Tesco is overhauling the way business is run and reviewing more than 2,000 leadership roles – and the plan suggests leaner times
Supermarkets have done well during the pandemic.
But after they’ve all reluctantly returned their business rate relief – with Tesco leading the way – is that still true?
Investors in Tesco will find out this month when they release their annual results for the year through February. It will be the first big announcement since Ken Murphy, CEO, replaced Dave Lewis last October.
Murphy already seems to be recreating “Drastic Dave,” a nickname earned for its fearsome reputation for cutting costs.
Tesco, which has nearly 3,500 stores, is revising the way business is run and reviewing more than 2,000 managerial roles.
The plan suggests leaner times.

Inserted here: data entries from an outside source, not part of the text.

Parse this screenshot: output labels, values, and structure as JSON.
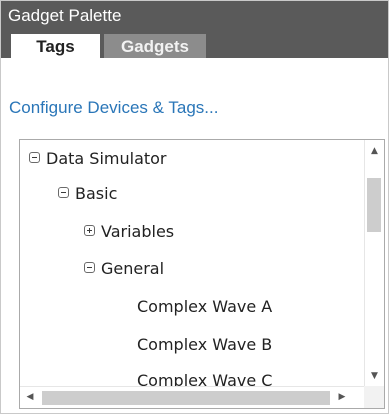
{
  "panel": {
    "title": "Gadget Palette"
  },
  "tabs": [
    {
      "label": "Tags",
      "active": true
    },
    {
      "label": "Gadgets",
      "active": false
    }
  ],
  "configure_link": "Configure Devices & Tags...",
  "tree": {
    "items": [
      {
        "label": "Data Simulator",
        "level": 0,
        "toggle": "expanded"
      },
      {
        "label": "Basic",
        "level": 1,
        "toggle": "expanded"
      },
      {
        "label": "Variables",
        "level": 2,
        "toggle": "collapsed"
      },
      {
        "label": "General",
        "level": 2,
        "toggle": "expanded"
      },
      {
        "label": "Complex Wave A",
        "level": 3,
        "toggle": "none"
      },
      {
        "label": "Complex Wave B",
        "level": 3,
        "toggle": "none"
      },
      {
        "label": "Complex Wave C",
        "level": 3,
        "toggle": "none"
      }
    ]
  },
  "scrollbars": {
    "up_glyph": "▲",
    "down_glyph": "▼",
    "left_glyph": "◀",
    "right_glyph": "▶"
  },
  "colors": {
    "header_bg": "#5a5a5a",
    "inactive_tab_bg": "#8c8c8c",
    "link": "#2a76b8"
  }
}
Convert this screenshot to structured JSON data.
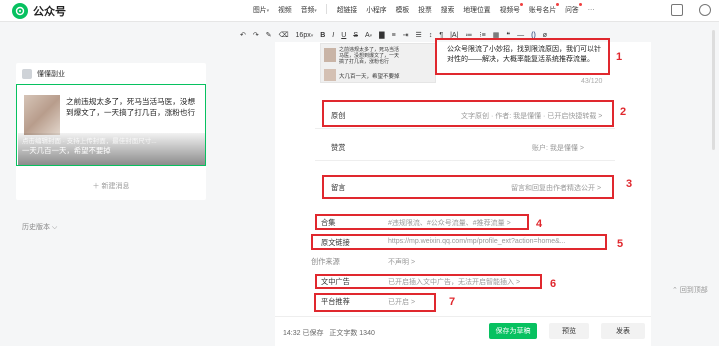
{
  "app": {
    "name": "公众号"
  },
  "toolbar_top": {
    "items": [
      "图片",
      "视频",
      "音频",
      "超链接",
      "小程序",
      "模板",
      "投票",
      "搜索",
      "地理位置",
      "视频号",
      "账号名片",
      "问答",
      "···"
    ]
  },
  "toolbar_format": {
    "font_size": "16px",
    "bold": "B",
    "italic": "I",
    "underline": "U",
    "strike": "S",
    "font_color": "A",
    "link": "()"
  },
  "left_panel": {
    "username": "懂懂副业",
    "article_title": "之前违规太多了，死马当活马医，没想到爆文了，一天搞了打几百，涨粉也行",
    "overlay_line1": "点击编辑封面 · 支持上传封面，最佳封面尺寸...",
    "overlay_line2": "一天几百一天，希望不要掉",
    "add_message": "新建消息",
    "history": "历史版本"
  },
  "editor": {
    "digest_img_line1": "之前违规太多了，死马当活马医，没想到爆文了，一天搞了打几百，涨粉也行",
    "digest_img_line2": "大几百一天，希望不要掉",
    "digest_text": "公众号限流了小妙招，找到限流原因，我们可以针对性的——解决，大概率能复活系统推荐流量。",
    "counter": "43/120",
    "rows": [
      {
        "label": "原创",
        "value": "文字原创 · 作者: 我是懂懂 · 已开启快捷转载 >"
      },
      {
        "label": "赞赏",
        "value": "账户: 我是懂懂 >"
      },
      {
        "label": "留言",
        "value": "留言和回复由作者精选公开 >"
      },
      {
        "label": "合集",
        "value": "#违规限流、#公众号流量、#推荐流量 >"
      },
      {
        "label": "原文链接",
        "value": "https://mp.weixin.qq.com/mp/profile_ext?action=home&..."
      },
      {
        "label": "创作来源",
        "value": "不声明 >"
      },
      {
        "label": "文中广告",
        "value": "已开启插入文中广告，无法开启智能插入 >"
      },
      {
        "label": "平台推荐",
        "value": "已开启 >"
      }
    ],
    "bottom": {
      "time": "14:32",
      "saved": "已保存",
      "word_count_label": "正文字数",
      "word_count": "1340",
      "save_draft": "保存为草稿",
      "preview": "预览",
      "publish": "发表"
    }
  },
  "annotations": [
    "1",
    "2",
    "3",
    "4",
    "5",
    "6",
    "7"
  ],
  "back_to_top": "回到顶部",
  "colors": {
    "accent": "#07c160",
    "annotation": "#e0282e"
  }
}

However, the latest data from Kantar shows that Tesco is doing fine – sales rose 8.5 percent in the 12 weeks to March 21, better than Sainsbury’s and Asda.
And as non-essential stores closed, larger Tesco stores benefited from higher sales of clothing and other non-food items.
But there can be turbulence. JP Morgan analysts warned this week of the increasing threat from discounters like Lidl and Aldi.
After compiling data on the stores and their catchment areas, they believed that Tesco was at greater risk than others of losing the habit of getting used to cheaper competitors.
This will be on Murphy’s radar. Investors will have more guidance on where Tesco is going and how it plans to get there in the full year results on April 14.